Florida Emerges as Pivotal For Both Clinton and Dole
HE has virtually no opposition in tomorrow's Florida primary, but President Clinton is campaigning in the Sunshine State as if his political life depended on it.
With Sen. Bob Dole expected to win the GOP primary race here, the focus among activists in both parties has already shifted to the general election in November. For the Democrats, Florida is emerging as a key state if Mr. Clinton is to get a second term: The president can no longer count on winning as many of the Southern and Western states that sent him to the White House in 1992.
Clinton lost Florida to George Bush in 1992, although by fewer than two percentage points. To win the state this time, the fourth-largest electoral pool in the nation, the president has devised a strategy that is neither rocket science nor secret: He hopes to put together a majority by appealing to retirees on the Medicare issue.
In Florida, where voters over age 60 cast about 40 percent of the vote, Clinton has positioned himself as the defender of senior citizens by declaring that the GOP was preparing to "stick it" to them through changes in the federal health-insurance programs.
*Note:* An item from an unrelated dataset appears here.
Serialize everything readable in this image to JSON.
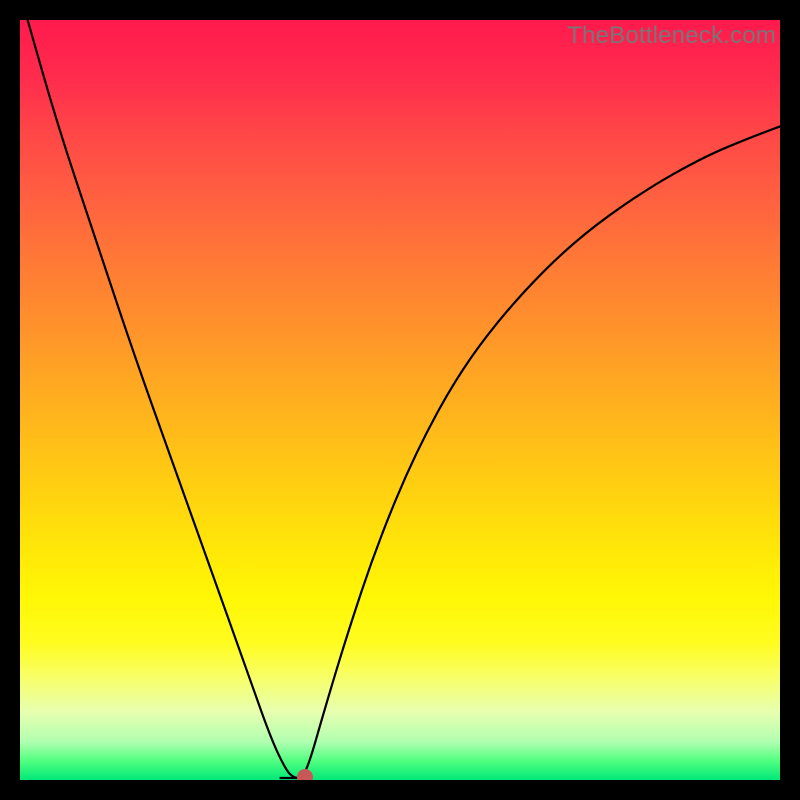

Republicans call this "Medi-scare," but for many seniors this scare tactic is working.
"The Republicans are not considering human beings, only dollars and cents," says 79-year-old Lillian Beck of Miami Beach. "I don't expect everything for nothing, but elderly people should be appreciated for their past work."
These are the voices that get the attention of Republican leaders in the state. "If there is any danger at all that the Republicans can lose Florida, then Bill Clinton will be president," says Randy Enright, executive director of the Florida Republican Party. "This state has such a Republican tilt, that if we get in trouble here, we're in trouble all over."
A poll released Friday indicates that in a contest with Senator Dole, the presumptive GOP nominee, Clinton could compete in Florida: 45 percent of the vote compared with 40 percent for Dole. The Mason-Dixon Poll showed 15 percent of voters are undecided.
"The Medicare issue is tailor-made for Bill Clinton," says a senior adviser to the Clinton campaign. "Thanks to [House Speaker] Newt Gingrich and company, the president's best allies in trying to win Florida are actually his enemies."
South Florida, for example, where one in seven residents receives Medicare assistance, might be affected more than anywhere else in the nation by the Republican plan to reform it. Overall, about $8.3 billion - or 3 percent - of the $270 billion Republicans hope to save would come from Dade and Broward counties.
Even his harshest critics cannot deny that the president is responsible for such decisions as bringing Florida the Summit of the Americas and the US military's Southern command; restoring Jean-Bertrand Aristide to his post as president of Haiti; stabilizing the influx of Cuban rafters; and appointing three Miami natives to serve in his Cabinet.
Clinton is already running news-clip-style commercials here, featuring his State of the Union address where he speaks of hope, work, and community. Dole, too, is airing television ads depicting him as a presidential figure.
While Republicans are beginning to unite around Dole, they are uneasy about a one-on-one showdown with Clinton. "I'm getting the impression that we don't have a winning ticket yet," says Ray Castillo, a GOP consultant. Clinton, he says, "has a vision. He has the looks, the smile. We don't have a candidate with that kind of charisma."